Anarchy in action: it seems that $3 tax on a $2 pack of cigarettes is a bit much to pay. Fortunately, there are Indian nations within striking range of NYC. Businesses in the nations are cleaning up, selling untaxed cigarettes.

This illustrates an important principle that I shall have more on eventually: competition in supplying law has the practical effect of laissez faire. As long as there are multiple sources of law, any of which one might affiliate with, there tends to be a "race to the bottom" effect between the law suppliers, bidding for customers. What's the "bottom"? Freedom - no law at all. In this case, huge taxes are applied by the monopoly protection agency covering most of the New York state area, but tiny agencies are starting to have a serious effect. Fewer taxes are collected, and the businesses affiliated with the tiny protection agencies are enriched.

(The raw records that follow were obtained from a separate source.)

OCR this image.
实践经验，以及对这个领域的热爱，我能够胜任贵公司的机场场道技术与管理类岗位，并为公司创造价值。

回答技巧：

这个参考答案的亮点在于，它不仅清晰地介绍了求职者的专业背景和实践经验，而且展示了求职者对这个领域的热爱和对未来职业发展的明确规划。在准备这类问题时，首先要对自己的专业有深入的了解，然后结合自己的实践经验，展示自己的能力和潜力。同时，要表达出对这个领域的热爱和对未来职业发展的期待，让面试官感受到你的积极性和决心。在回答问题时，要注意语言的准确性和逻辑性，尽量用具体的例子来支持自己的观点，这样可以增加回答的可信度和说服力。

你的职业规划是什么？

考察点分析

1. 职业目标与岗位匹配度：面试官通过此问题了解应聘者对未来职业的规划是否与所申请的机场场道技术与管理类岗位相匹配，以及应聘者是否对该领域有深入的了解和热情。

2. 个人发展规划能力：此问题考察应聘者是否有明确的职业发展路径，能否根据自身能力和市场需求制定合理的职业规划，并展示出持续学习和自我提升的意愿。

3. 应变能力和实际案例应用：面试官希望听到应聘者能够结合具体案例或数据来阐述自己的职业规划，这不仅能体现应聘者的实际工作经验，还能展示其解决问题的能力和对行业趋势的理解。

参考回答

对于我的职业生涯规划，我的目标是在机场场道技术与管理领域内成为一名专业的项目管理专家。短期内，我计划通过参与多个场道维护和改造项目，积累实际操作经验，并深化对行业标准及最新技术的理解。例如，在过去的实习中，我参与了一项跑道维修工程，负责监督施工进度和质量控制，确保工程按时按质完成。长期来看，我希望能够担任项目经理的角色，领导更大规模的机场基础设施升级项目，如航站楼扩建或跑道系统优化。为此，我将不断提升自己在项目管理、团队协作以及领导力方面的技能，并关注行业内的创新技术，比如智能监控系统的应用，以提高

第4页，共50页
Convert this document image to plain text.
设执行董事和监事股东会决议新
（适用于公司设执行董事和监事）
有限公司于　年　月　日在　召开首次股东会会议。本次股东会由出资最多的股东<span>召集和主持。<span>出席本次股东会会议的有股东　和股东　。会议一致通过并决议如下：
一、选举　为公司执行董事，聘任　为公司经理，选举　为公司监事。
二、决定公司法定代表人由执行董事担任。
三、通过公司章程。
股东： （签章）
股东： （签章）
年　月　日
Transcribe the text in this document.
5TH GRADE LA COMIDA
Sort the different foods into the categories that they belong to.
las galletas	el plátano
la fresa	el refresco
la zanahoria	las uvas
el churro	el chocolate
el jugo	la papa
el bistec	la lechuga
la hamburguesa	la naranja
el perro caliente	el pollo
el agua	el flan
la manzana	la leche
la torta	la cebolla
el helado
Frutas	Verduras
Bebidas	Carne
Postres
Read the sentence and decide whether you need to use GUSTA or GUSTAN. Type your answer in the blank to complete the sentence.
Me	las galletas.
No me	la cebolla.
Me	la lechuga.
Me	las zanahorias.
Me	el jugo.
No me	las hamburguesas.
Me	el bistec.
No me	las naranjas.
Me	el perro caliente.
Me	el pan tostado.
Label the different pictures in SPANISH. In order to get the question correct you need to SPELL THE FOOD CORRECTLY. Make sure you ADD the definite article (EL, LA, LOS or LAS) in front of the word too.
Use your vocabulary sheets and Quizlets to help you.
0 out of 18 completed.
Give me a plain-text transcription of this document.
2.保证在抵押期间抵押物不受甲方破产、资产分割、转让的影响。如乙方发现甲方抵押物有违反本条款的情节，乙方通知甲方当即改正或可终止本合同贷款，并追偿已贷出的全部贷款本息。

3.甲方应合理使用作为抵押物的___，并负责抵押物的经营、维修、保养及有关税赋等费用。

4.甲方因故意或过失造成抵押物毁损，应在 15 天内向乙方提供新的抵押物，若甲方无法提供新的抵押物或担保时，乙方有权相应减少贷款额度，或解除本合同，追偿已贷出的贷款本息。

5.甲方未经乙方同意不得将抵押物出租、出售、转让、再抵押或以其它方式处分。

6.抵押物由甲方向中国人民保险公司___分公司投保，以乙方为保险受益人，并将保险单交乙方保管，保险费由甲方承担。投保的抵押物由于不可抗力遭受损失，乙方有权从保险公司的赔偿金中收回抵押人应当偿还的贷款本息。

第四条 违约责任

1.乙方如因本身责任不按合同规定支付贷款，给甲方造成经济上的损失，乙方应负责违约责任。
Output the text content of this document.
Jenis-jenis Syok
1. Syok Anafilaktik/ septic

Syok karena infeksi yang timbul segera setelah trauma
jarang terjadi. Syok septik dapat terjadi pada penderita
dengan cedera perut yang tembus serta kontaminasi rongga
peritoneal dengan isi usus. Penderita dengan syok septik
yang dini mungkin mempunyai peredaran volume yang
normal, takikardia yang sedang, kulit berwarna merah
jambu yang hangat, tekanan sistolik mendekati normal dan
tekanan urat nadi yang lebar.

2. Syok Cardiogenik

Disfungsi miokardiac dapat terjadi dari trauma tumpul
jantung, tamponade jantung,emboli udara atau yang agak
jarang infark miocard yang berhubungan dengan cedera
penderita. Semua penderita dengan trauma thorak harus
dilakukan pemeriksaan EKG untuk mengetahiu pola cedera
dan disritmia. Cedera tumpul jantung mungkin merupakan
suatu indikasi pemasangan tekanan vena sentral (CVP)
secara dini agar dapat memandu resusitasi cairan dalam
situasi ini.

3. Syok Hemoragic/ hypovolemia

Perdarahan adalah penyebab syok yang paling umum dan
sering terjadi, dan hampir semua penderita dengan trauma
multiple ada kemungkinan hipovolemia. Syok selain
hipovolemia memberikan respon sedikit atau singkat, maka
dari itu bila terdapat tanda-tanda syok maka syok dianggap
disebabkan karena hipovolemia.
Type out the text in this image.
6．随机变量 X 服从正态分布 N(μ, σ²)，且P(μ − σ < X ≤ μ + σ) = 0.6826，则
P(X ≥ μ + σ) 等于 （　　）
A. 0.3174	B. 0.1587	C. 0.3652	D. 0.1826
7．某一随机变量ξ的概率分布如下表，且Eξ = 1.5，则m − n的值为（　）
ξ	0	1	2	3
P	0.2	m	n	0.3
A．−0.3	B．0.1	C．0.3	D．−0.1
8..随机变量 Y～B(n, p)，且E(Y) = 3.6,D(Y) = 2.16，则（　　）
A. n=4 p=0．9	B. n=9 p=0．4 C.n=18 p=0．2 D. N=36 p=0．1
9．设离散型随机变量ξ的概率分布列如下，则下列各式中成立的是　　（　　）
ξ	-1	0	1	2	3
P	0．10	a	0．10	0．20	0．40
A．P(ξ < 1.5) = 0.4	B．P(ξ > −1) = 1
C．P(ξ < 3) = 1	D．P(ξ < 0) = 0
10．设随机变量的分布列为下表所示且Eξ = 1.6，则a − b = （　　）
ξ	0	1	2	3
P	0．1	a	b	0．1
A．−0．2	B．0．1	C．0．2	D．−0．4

Meanwhile, cigarette selling businesses who are subjects of the large and evil monopoly are fighting like hell to use legal means to crush the competition. (Let's hope for the sake of New Yorkers that they fail in that.) They do this because it's the easiest way for them to get an even playing field with the Indian merchants. (Getting the tax repealed in NY would be better, but they know it is practically impossible.) In full anarchy, they would simply switch agencies, voting with their feet that $3/pack is too much tax.